THE war, which I have thus described as commencing at Easter, had raged all the summer in the bosoms of the antagonists, and the autumn was by this time long over. In fact, it was the 9th of November when the exchange of Londona for Gog and Magog took place, a day annually commemorated by the Lord Mayor resigning the magisterial functions to his successor ; a ceremony instituted to keep up to all posterity the memory of the deliverance of Londona.

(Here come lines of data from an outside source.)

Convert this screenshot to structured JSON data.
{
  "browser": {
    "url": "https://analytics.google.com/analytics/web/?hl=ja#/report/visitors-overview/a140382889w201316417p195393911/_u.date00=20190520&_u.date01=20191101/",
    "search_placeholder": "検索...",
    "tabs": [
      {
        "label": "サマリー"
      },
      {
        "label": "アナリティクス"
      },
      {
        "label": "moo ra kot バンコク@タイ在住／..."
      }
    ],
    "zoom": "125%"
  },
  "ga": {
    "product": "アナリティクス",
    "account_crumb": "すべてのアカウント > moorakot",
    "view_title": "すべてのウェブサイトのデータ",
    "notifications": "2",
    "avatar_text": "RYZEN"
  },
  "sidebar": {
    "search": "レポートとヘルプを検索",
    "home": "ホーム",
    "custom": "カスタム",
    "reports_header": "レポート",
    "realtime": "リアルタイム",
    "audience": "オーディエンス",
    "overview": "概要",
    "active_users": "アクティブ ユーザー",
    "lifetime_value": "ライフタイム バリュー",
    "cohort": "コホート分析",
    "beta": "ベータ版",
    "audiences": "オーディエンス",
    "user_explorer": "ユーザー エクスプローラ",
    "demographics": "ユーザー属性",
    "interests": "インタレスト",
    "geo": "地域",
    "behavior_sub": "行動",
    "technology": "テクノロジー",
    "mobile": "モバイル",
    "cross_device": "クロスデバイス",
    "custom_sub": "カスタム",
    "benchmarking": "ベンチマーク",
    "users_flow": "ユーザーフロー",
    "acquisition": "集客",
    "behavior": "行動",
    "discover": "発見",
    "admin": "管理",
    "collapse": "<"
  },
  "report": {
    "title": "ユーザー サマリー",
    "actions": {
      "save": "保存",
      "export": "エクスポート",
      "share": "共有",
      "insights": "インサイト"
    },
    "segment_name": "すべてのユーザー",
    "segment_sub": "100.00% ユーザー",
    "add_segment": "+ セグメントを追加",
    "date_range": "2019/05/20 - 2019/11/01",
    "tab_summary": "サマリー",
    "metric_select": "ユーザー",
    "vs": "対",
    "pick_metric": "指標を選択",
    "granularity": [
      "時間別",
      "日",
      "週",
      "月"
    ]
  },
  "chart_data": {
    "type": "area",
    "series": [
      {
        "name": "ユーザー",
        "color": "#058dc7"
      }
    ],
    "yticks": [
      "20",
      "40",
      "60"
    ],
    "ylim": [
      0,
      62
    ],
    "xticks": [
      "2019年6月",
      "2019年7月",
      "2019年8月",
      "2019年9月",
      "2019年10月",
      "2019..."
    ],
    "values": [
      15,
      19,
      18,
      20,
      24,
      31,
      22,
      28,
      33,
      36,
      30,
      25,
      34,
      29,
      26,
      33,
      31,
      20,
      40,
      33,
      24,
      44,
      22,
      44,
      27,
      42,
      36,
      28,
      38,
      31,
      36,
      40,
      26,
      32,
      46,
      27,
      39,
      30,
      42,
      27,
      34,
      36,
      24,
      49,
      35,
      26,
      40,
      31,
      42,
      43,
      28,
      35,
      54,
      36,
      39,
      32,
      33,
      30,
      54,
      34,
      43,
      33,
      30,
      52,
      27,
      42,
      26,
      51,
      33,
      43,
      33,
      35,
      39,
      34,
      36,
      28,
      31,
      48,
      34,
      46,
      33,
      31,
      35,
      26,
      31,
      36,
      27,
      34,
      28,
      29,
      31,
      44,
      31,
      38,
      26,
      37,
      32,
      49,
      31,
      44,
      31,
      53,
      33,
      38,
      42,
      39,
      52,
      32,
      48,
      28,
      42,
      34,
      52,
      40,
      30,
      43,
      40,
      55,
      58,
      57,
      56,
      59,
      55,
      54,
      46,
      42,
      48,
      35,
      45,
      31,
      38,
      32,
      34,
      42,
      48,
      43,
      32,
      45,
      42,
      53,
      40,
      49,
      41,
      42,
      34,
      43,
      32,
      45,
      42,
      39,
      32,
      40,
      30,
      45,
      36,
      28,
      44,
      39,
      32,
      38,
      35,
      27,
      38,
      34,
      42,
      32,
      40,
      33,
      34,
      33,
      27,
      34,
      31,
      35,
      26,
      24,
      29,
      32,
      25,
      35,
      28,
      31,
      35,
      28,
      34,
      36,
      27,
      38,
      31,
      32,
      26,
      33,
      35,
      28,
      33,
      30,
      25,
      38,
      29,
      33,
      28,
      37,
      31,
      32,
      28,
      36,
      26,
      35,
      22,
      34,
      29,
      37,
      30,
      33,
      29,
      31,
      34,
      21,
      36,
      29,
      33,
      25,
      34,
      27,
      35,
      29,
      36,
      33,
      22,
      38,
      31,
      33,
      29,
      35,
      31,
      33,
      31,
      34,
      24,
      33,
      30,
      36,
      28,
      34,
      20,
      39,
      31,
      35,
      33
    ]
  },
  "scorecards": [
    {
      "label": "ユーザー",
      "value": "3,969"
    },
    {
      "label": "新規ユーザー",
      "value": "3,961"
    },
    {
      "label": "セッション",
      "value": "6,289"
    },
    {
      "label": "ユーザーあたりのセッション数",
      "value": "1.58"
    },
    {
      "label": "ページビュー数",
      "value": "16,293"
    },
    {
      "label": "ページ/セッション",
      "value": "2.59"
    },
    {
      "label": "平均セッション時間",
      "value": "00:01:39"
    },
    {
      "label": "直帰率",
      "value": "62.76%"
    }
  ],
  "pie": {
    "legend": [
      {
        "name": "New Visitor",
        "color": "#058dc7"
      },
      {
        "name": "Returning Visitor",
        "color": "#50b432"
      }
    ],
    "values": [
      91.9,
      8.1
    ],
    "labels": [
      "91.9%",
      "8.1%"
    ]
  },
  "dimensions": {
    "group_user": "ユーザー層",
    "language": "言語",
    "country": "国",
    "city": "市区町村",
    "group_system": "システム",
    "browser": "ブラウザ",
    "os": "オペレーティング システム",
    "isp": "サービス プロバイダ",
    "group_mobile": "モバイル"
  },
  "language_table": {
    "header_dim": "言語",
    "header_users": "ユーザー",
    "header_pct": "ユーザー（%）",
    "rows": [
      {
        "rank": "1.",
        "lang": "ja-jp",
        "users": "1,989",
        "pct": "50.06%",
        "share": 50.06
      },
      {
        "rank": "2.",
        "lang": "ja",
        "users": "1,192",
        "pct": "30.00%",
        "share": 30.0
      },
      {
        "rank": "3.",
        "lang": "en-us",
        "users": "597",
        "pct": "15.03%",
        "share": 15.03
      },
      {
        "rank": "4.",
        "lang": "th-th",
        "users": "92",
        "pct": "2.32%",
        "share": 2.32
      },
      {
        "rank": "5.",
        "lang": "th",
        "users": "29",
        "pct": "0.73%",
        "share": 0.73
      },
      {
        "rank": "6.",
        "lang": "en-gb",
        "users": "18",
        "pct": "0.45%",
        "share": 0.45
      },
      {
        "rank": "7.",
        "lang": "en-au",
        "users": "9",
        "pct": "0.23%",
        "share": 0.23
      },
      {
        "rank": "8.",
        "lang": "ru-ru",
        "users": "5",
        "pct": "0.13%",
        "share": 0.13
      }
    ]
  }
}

When Humbug had settled his scheme of torture, he seated himself at his supper-table, and ordered Gog and Magog to be brought before him. The prisoners, expecting to be put to death, had thought it unnecessary that morning to take any breakfast ; they were, therefore, exceedingly hungry. The giant knew this, and had directed his cook to prepare a sumptuous banquet, of the most savoury viands, that he might sharpen their appetite with the smell. Smarting with the pains of hunger, as Gog and Magog then were, they bore the tantalizing offers which Humbug made them, of dainty morcels on his fork, with as much apparent equanimity as their statues overlook the vanishing luxuries of the city-feast, which is annually held in the same place, to perpetuate a just abhorrence of the tyrant's method of torture.
When the giant perceived that they were not to be moved by his insulting and refined cruelty, he grew exceedingly fierce; and, bending forward, he grinned with vexation in their face. This was too much for their patience ; and they both simultaneously hit him such a blow in the mouth, with their fists, that it loosened several of his enormous teeth. The instantaneous pain of the blow stunned him for a moment, and he rose upon them like a tempest.

One of his attendants, having observed the manner in which they had struck the giant, would have sacrificed them on the instant, but Humbug called to him to forbear, for they were his own prey, and he would give into fractions the audacious mortal that dared to interfere with his revenge

The prisoners, who had retreated to the bottom of the hall from the presence of the wrathful giant, saw no possibility of escape ; and the servants, whom the uproar had gathered round, stood so between them and the piles of clubs and shields, that they had no means of defence in their power.The giant came towards them, dilated with passion, and thundering vengeance ; but, just as he approached so near as to put forth his hand to seize Gog by the throat, Magog leapt forward, and gave him such a stamp with his heel on the gouty toe, that the monster roared out in an agony of pain, and the courageous youths again escaped from his clutches.